Van Cau était incontournable dans la plus grande ville hennuyère à ce moment-là. Qualifié parfois d’" empereur ", il ne nie pas une certaine… autorité.

Je n’ai sans doute pas été assez attentif

" Pour diriger une grande ville il faut faire preuve d’autorité […] sinon on ne sait rien faire. J’assume le fait d’avoir été un chef autoritaire de la Ville ". Et de refaire un mea culpa. " On a été excessifs. On ne s’est pas ouvert suffisamment ". O tempora, o mores. L’ancien bourgmestre dit que si c’était à refaire, il agirait différemment. Et ce remis dans l’esprit d’il y a une vingtaine d’années " quand vous obtenez 65% vous pensez que vous avez une caution de l’électeur et l’illusion qu’on vous donne un pouvoir absolu ". Et celui qui avoue volontiers avoir été un " chef autoritaire " de tacler l’actuel président du PS mais aussi bourgmestre de Charleroi Paul Magnette. Selon Van Cau, il aurait " exactement le même comportement autoritaire que moi, sauf que moi je le reconnais et lui, il se… transforme en démocrate". Un pouvoir beaucoup plus assumé (parfois " avec excès ") dans la mémoire de Van Cau.

Fossé

Digression entre Jean-Claude Van Cauwenberghe et Thomas Gadisseux sur la distance qui aurait tendance à s’amplifier entre monde politique et citoyen. Van Cau la confirme. Et de faire appel à ses souvenirs, et à " l’aura qu’avait un bourgmestre, un ministre ". Aujourd’hui, vingt-trente ans après, " elle a quasiment disparu ". Pour l’ancien ministre-président barbu, l’homme politique doit donc essayer de retrouver un dialogue avec le citoyen. Et se réconcilier avec lui.

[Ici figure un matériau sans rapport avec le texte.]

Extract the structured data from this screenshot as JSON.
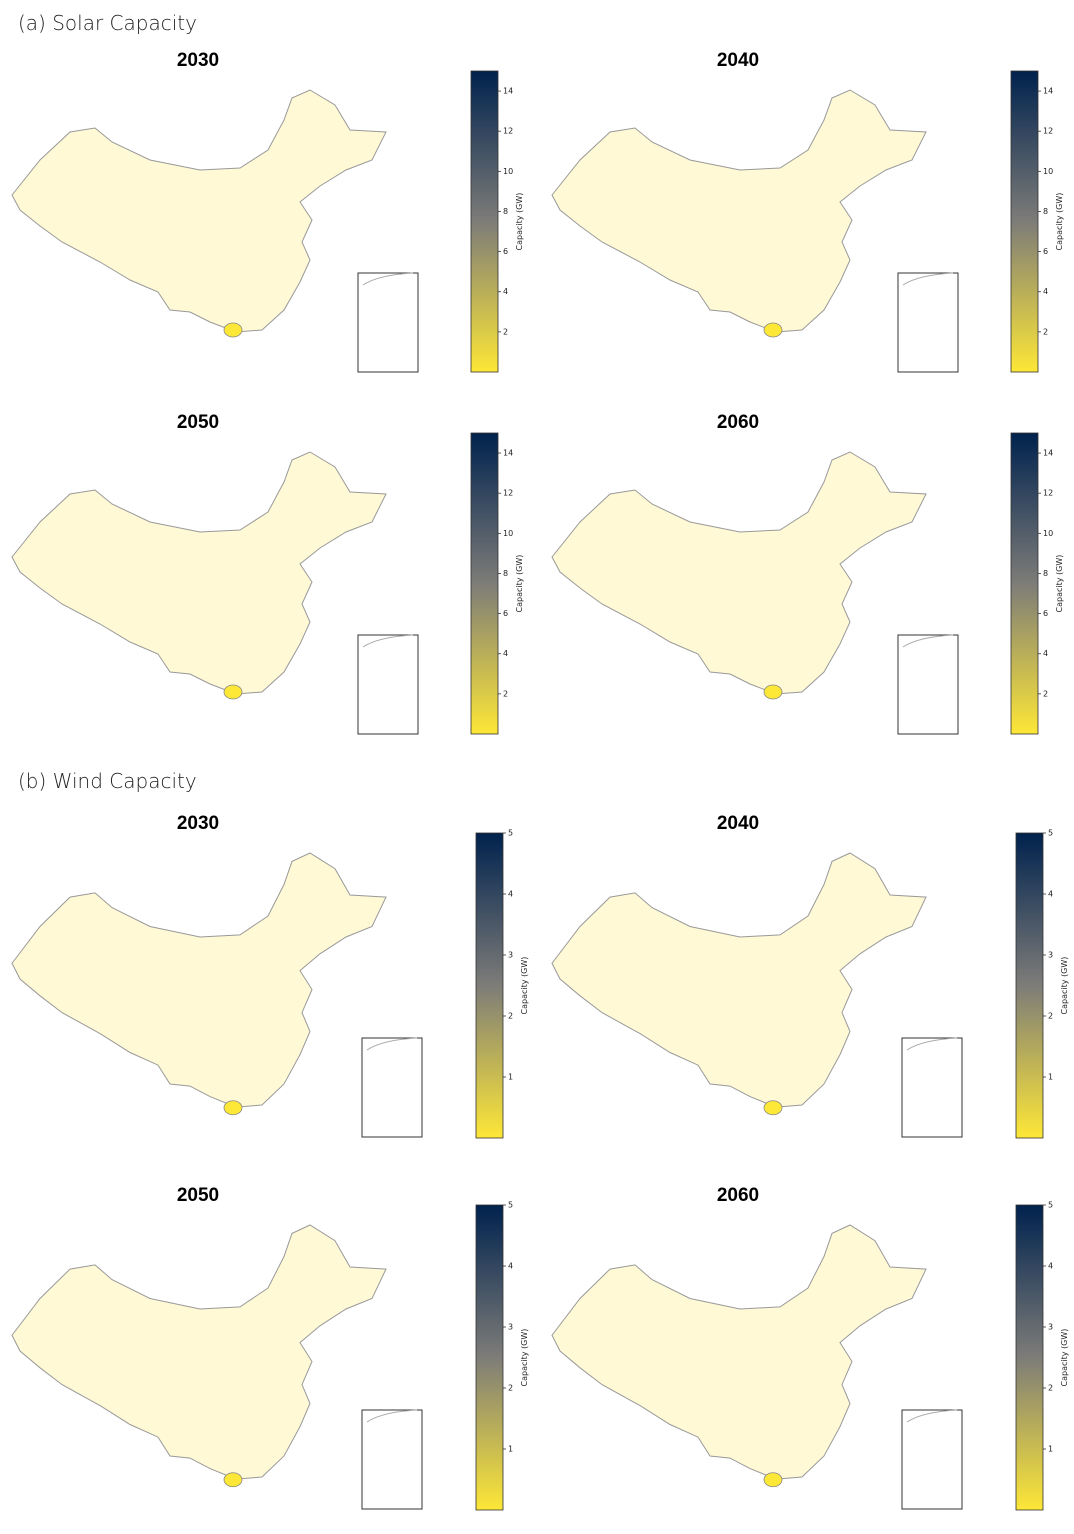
{
  "sections": [
    {
      "title": "(a) Solar Capacity",
      "panels": [
        "2030",
        "2040",
        "2050",
        "2060"
      ],
      "colorbar": {
        "label": "Capacity (GW)",
        "lim": [
          0,
          15
        ],
        "ticks": [
          2,
          4,
          6,
          8,
          10,
          12,
          14
        ]
      }
    },
    {
      "title": "(b) Wind Capacity",
      "panels": [
        "2030",
        "2040",
        "2050",
        "2060"
      ],
      "colorbar": {
        "label": "Capacity (GW)",
        "lim": [
          0,
          5
        ],
        "ticks": [
          1,
          2,
          3,
          4,
          5
        ]
      }
    }
  ],
  "colormap": [
    "#fde737",
    "#7d7c78",
    "#00224e"
  ]
}
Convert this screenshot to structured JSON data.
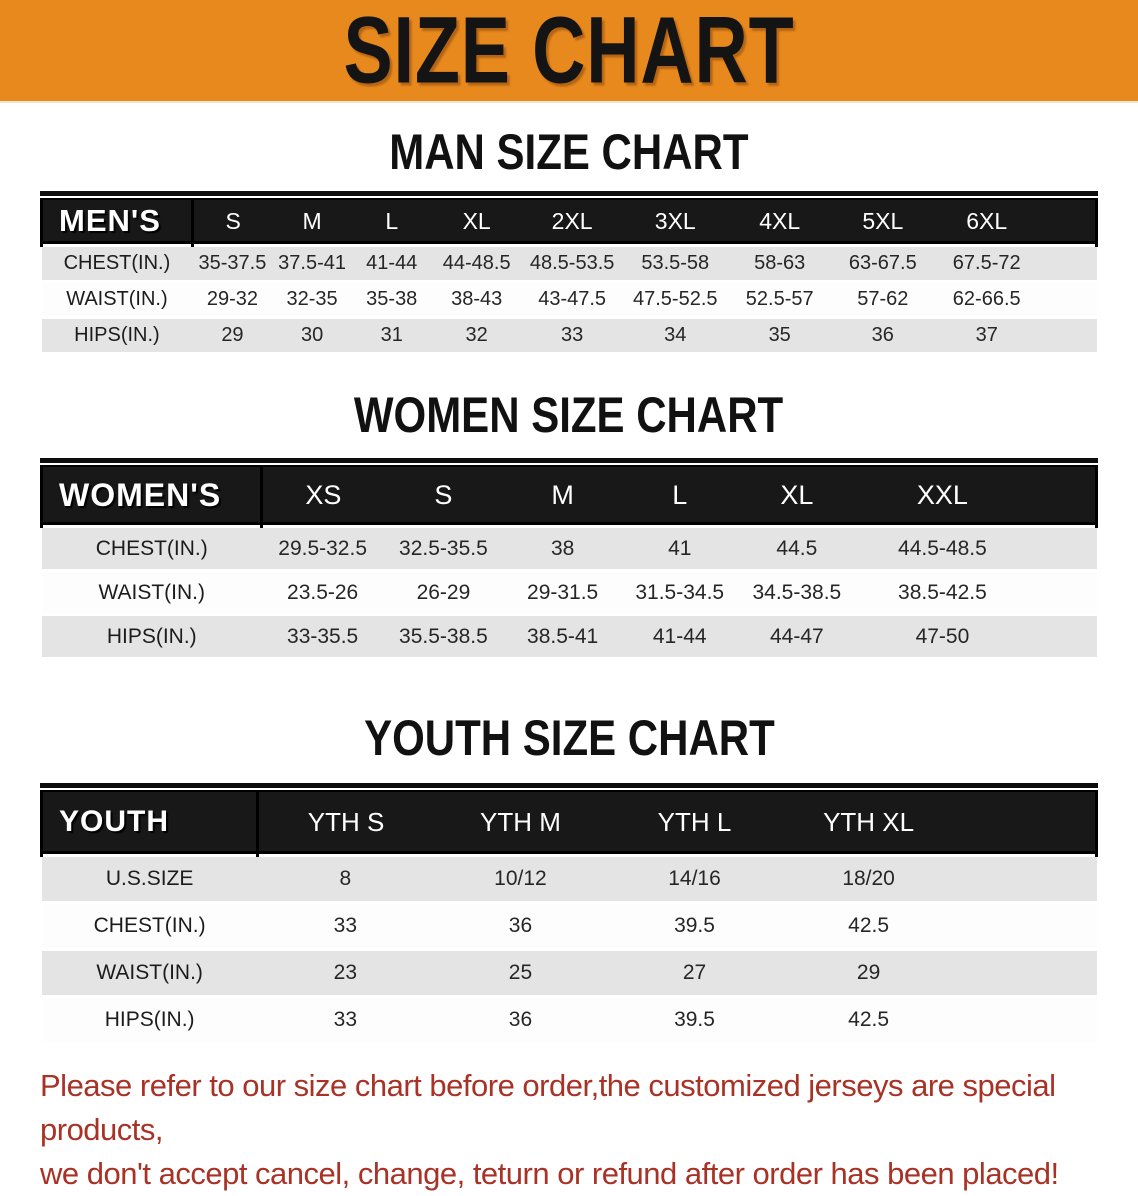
{
  "banner": {
    "title": "SIZE CHART",
    "bg_color": "#e8891e"
  },
  "colors": {
    "header_bg": "#181818",
    "row_alt_bg": "#e4e4e4",
    "disclaimer_red": "#a93226"
  },
  "sections": [
    {
      "heading": "MAN SIZE CHART",
      "group_label": "MEN'S",
      "size_columns": [
        "S",
        "M",
        "L",
        "XL",
        "2XL",
        "3XL",
        "4XL",
        "5XL",
        "6XL"
      ],
      "rows": [
        {
          "label": "CHEST(IN.)",
          "values": [
            "35-37.5",
            "37.5-41",
            "41-44",
            "44-48.5",
            "48.5-53.5",
            "53.5-58",
            "58-63",
            "63-67.5",
            "67.5-72"
          ]
        },
        {
          "label": "WAIST(IN.)",
          "values": [
            "29-32",
            "32-35",
            "35-38",
            "38-43",
            "43-47.5",
            "47.5-52.5",
            "52.5-57",
            "57-62",
            "62-66.5"
          ]
        },
        {
          "label": "HIPS(IN.)",
          "values": [
            "29",
            "30",
            "31",
            "32",
            "33",
            "34",
            "35",
            "36",
            "37"
          ]
        }
      ]
    },
    {
      "heading": "WOMEN SIZE CHART",
      "group_label": "WOMEN'S",
      "size_columns": [
        "XS",
        "S",
        "M",
        "L",
        "XL",
        "XXL"
      ],
      "rows": [
        {
          "label": "CHEST(IN.)",
          "values": [
            "29.5-32.5",
            "32.5-35.5",
            "38",
            "41",
            "44.5",
            "44.5-48.5"
          ]
        },
        {
          "label": "WAIST(IN.)",
          "values": [
            "23.5-26",
            "26-29",
            "29-31.5",
            "31.5-34.5",
            "34.5-38.5",
            "38.5-42.5"
          ]
        },
        {
          "label": "HIPS(IN.)",
          "values": [
            "33-35.5",
            "35.5-38.5",
            "38.5-41",
            "41-44",
            "44-47",
            "47-50"
          ]
        }
      ]
    },
    {
      "heading": "YOUTH SIZE CHART",
      "group_label": "YOUTH",
      "size_columns": [
        "YTH S",
        "YTH M",
        "YTH L",
        "YTH XL"
      ],
      "rows": [
        {
          "label": "U.S.SIZE",
          "values": [
            "8",
            "10/12",
            "14/16",
            "18/20"
          ]
        },
        {
          "label": "CHEST(IN.)",
          "values": [
            "33",
            "36",
            "39.5",
            "42.5"
          ]
        },
        {
          "label": "WAIST(IN.)",
          "values": [
            "23",
            "25",
            "27",
            "29"
          ]
        },
        {
          "label": "HIPS(IN.)",
          "values": [
            "33",
            "36",
            "39.5",
            "42.5"
          ]
        }
      ]
    }
  ],
  "disclaimer": {
    "line1": "Please refer to our size chart before order,the customized jerseys are special products,",
    "line2": "we don't accept cancel, change, teturn or refund after order has been placed!"
  }
}
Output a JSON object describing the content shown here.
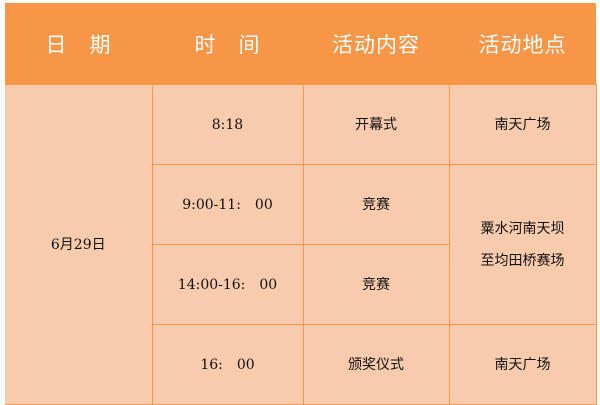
{
  "header": [
    "日　期",
    "时　间",
    "活动内容",
    "活动地点"
  ],
  "date": "6月29日",
  "rows": [
    {
      "time": "8:18",
      "activity": "开幕式"
    },
    {
      "time": "9:00-11:　00",
      "activity": "竞赛"
    },
    {
      "time": "14:00-16:　00",
      "activity": "竞赛"
    },
    {
      "time": "16:　00",
      "activity": "颁奖仪式"
    }
  ],
  "locations": {
    "opening": "南天广场",
    "competition_line1": "粟水河南天坝",
    "competition_line2": "至均田桥赛场",
    "award": "南天广场"
  },
  "colors": {
    "header": "#F79646",
    "body": "#F8CBAD",
    "border": "#F79646"
  }
}
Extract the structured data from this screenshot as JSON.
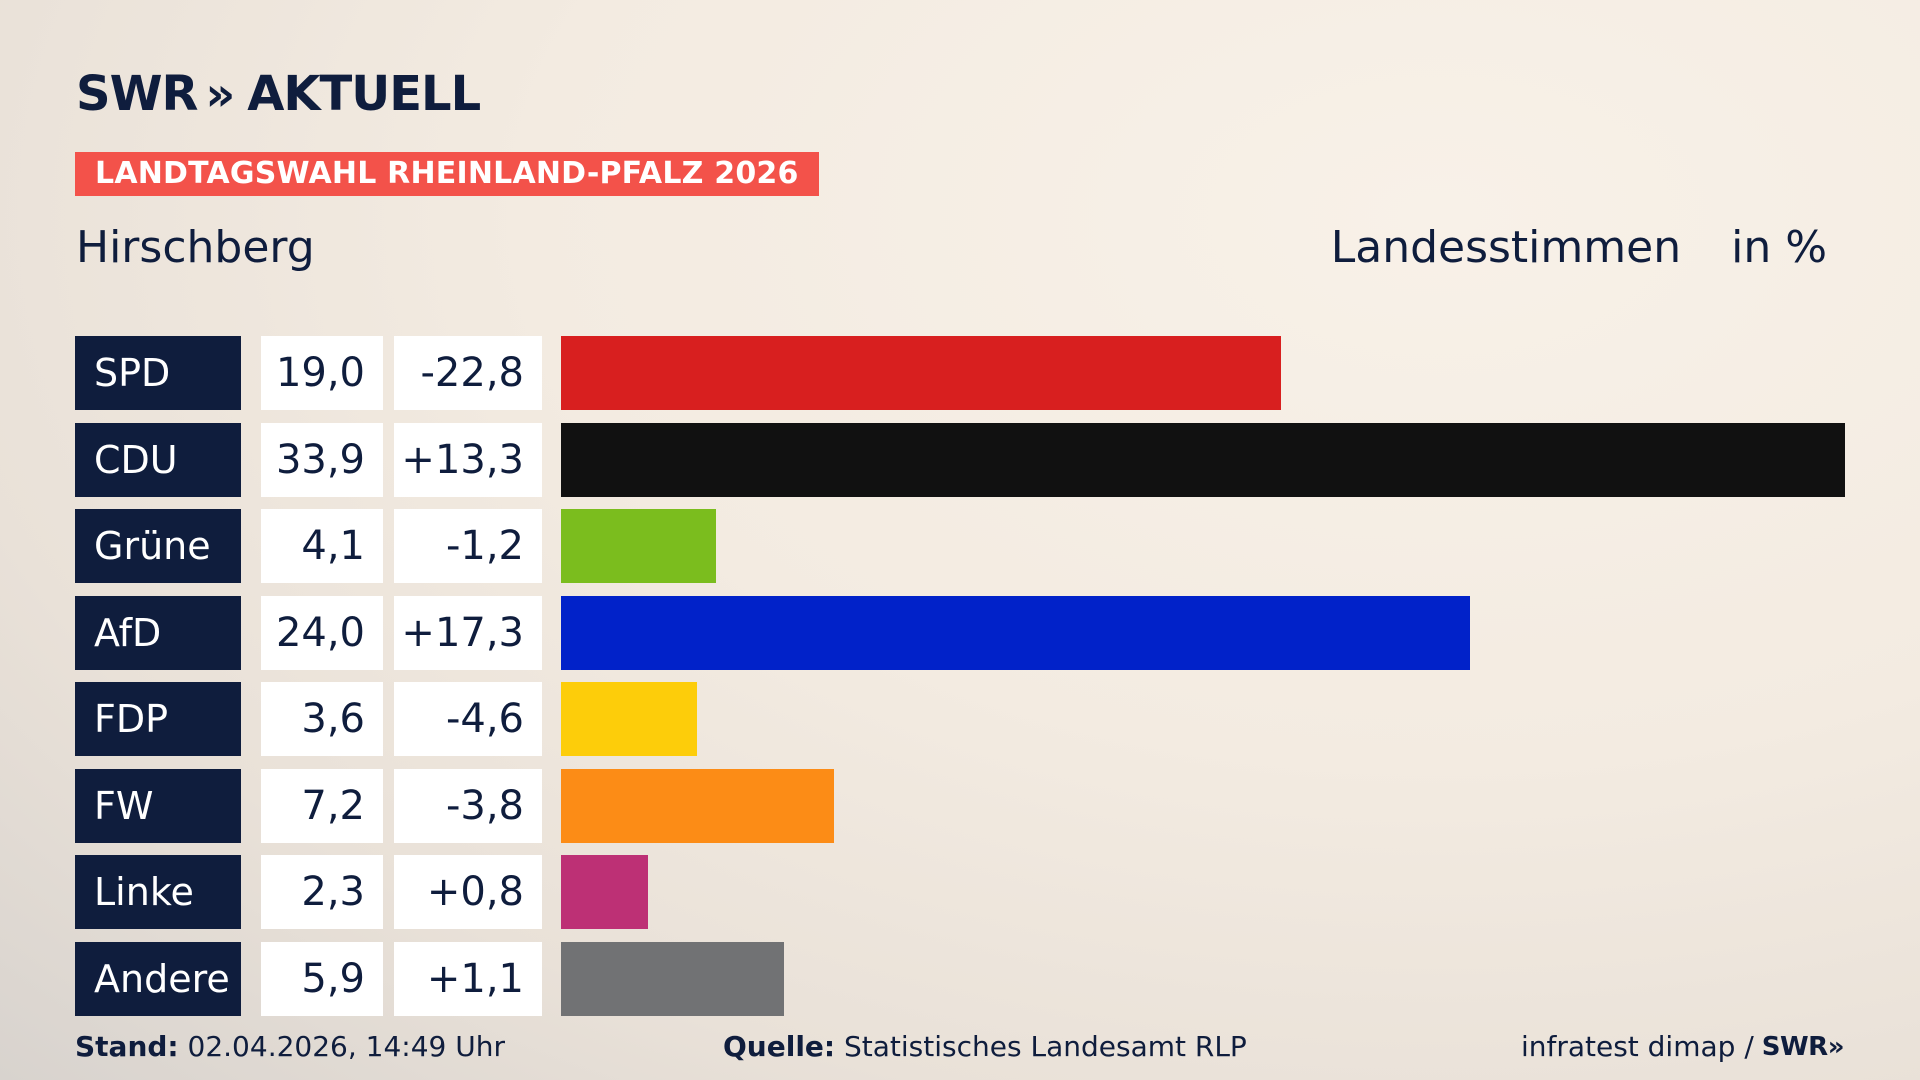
{
  "brand": {
    "name": "SWR",
    "chevrons": "»",
    "section": "AKTUELL"
  },
  "tag": "LANDTAGSWAHL RHEINLAND-PFALZ 2026",
  "place": "Hirschberg",
  "vote_type": "Landesstimmen",
  "unit": "in %",
  "chart_data": {
    "type": "bar",
    "orientation": "horizontal",
    "categories": [
      "SPD",
      "CDU",
      "Grüne",
      "AfD",
      "FDP",
      "FW",
      "Linke",
      "Andere"
    ],
    "values": [
      19.0,
      33.9,
      4.1,
      24.0,
      3.6,
      7.2,
      2.3,
      5.9
    ],
    "value_labels": [
      "19,0",
      "33,9",
      "4,1",
      "24,0",
      "3,6",
      "7,2",
      "2,3",
      "5,9"
    ],
    "diffs": [
      -22.8,
      13.3,
      -1.2,
      17.3,
      -4.6,
      -3.8,
      0.8,
      1.1
    ],
    "diff_labels": [
      "-22,8",
      "+13,3",
      "-1,2",
      "+17,3",
      "-4,6",
      "-3,8",
      "+0,8",
      "+1,1"
    ],
    "colors": [
      "#d81f1f",
      "#111111",
      "#7bbd1e",
      "#0122c9",
      "#fdcd0a",
      "#fc8c16",
      "#bd3075",
      "#717274"
    ],
    "xlim": [
      0,
      33.9
    ]
  },
  "footer": {
    "stand_label": "Stand:",
    "stand_value": "02.04.2026, 14:49 Uhr",
    "quelle_label": "Quelle:",
    "quelle_value": "Statistisches Landesamt RLP",
    "credit": "infratest dimap /",
    "credit_brand": "SWR",
    "credit_chevrons": "»"
  }
}
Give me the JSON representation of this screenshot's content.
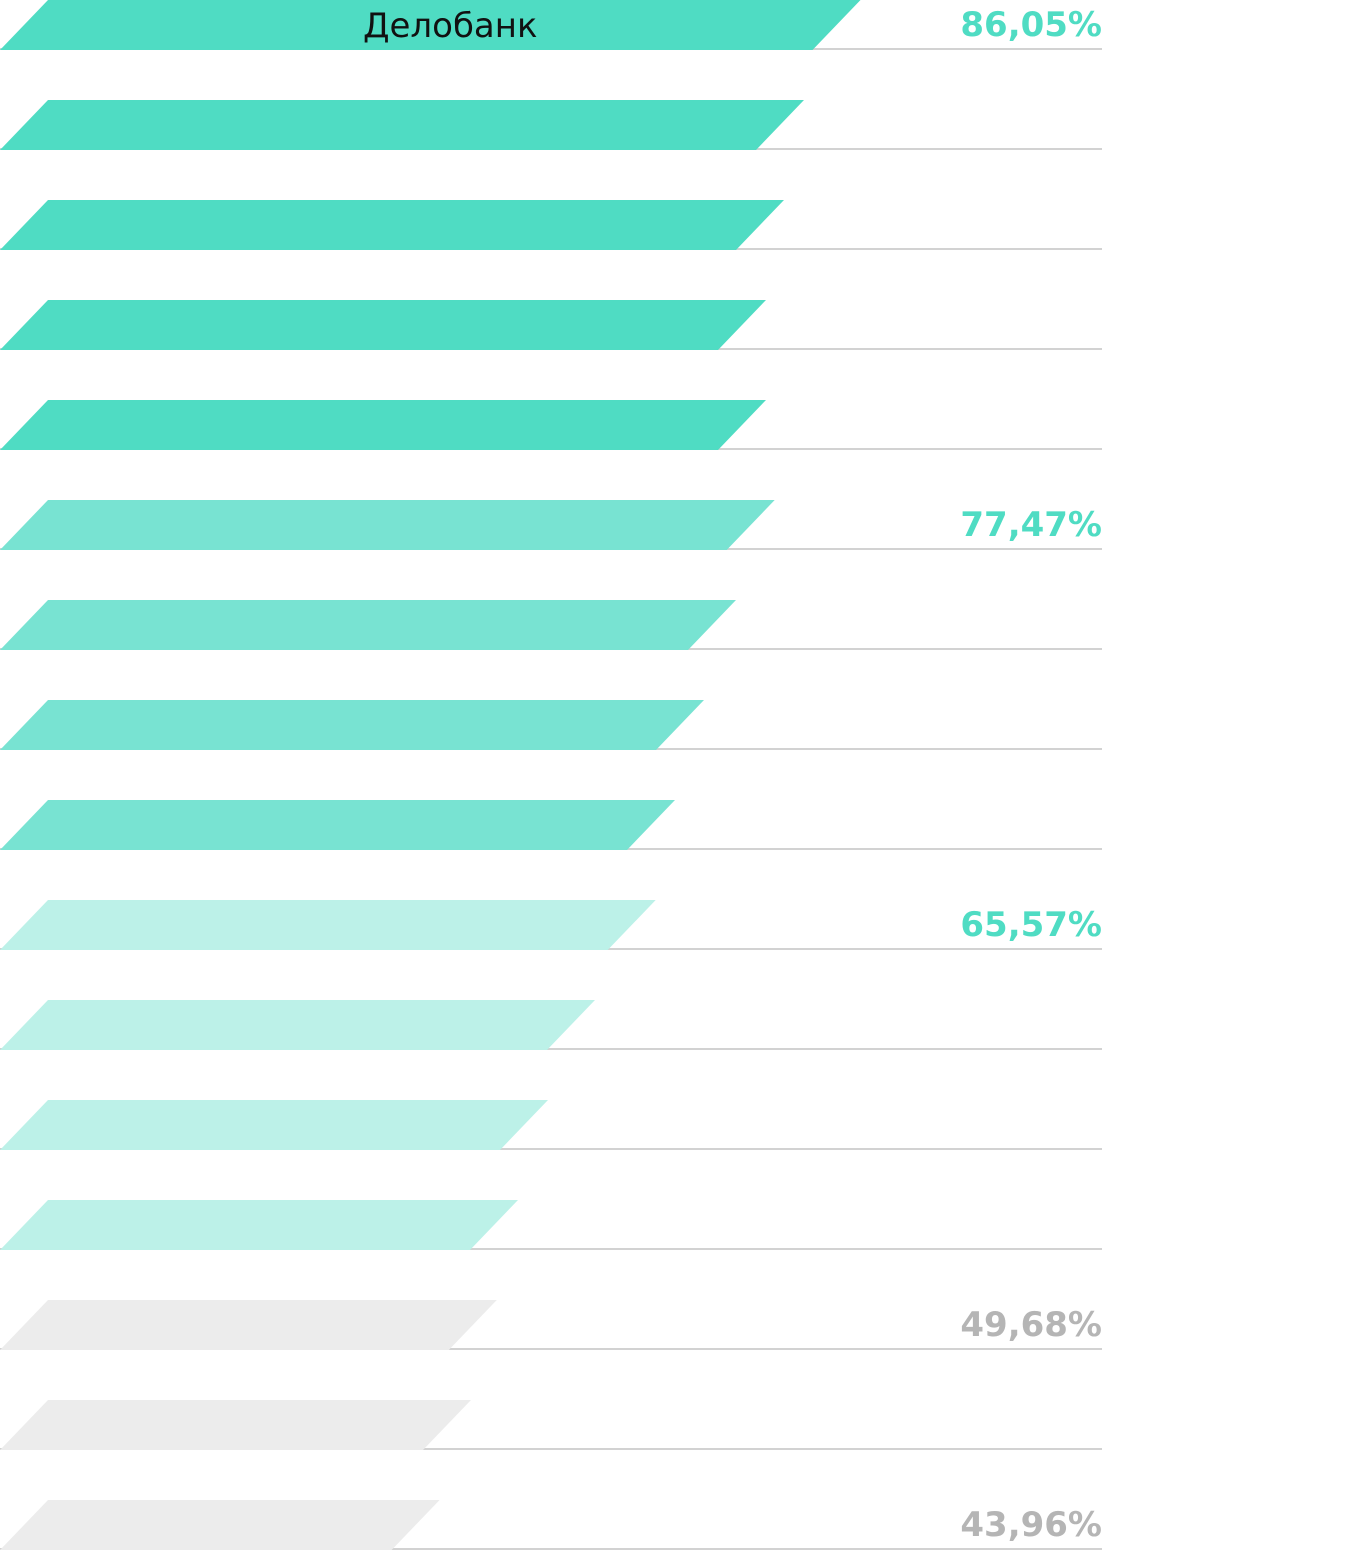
{
  "chart_data": {
    "type": "bar",
    "orientation": "horizontal",
    "title": "",
    "xlabel": "",
    "ylabel": "",
    "categories": [
      "Делобанк",
      "",
      "",
      "",
      "",
      "",
      "",
      "",
      "",
      "",
      "",
      "",
      "",
      "",
      "",
      ""
    ],
    "values": [
      86.05,
      80.4,
      78.4,
      76.6,
      76.6,
      77.47,
      73.6,
      70.4,
      67.5,
      65.57,
      59.5,
      54.8,
      51.8,
      49.68,
      47.1,
      43.96
    ],
    "value_labels": [
      "86,05%",
      "",
      "",
      "",
      "",
      "77,47%",
      "",
      "",
      "",
      "65,57%",
      "",
      "",
      "",
      "49,68%",
      "",
      "43,96%"
    ],
    "tiers": [
      1,
      1,
      1,
      1,
      1,
      2,
      2,
      2,
      2,
      3,
      3,
      3,
      3,
      4,
      4,
      4
    ],
    "grid": true,
    "legend": "none"
  },
  "colors": {
    "tier_1": "#4fdcc3",
    "tier_2": "#78e3d2",
    "tier_3": "#bcf1e8",
    "tier_4": "#ececec",
    "label_teal": "#4fdcc3",
    "label_gray": "#b5b5b5",
    "baseline": "#d2d2d2"
  }
}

Des lendemains qui chantent

N’hésitant pas à égratigner des figures socialistes tel que Paul Magnette ou Elio Di Rupo, Van Cau est néanmoins confiant dans un PS à l’avenir radieux. Et pense que la stratégie du Parti socialiste actuelle (toujours plus à gauche, aux confins du PTB) est la bonne. " La ligne du PS payera " juge-t-il. " Et le combat mené par le PS et ses différentes ministres sera reconnu par l’électeur".

La ligne du PS payera

Mais cela passera par un " grand travail de persuasion à faire " souligne l’ancien ministre-président.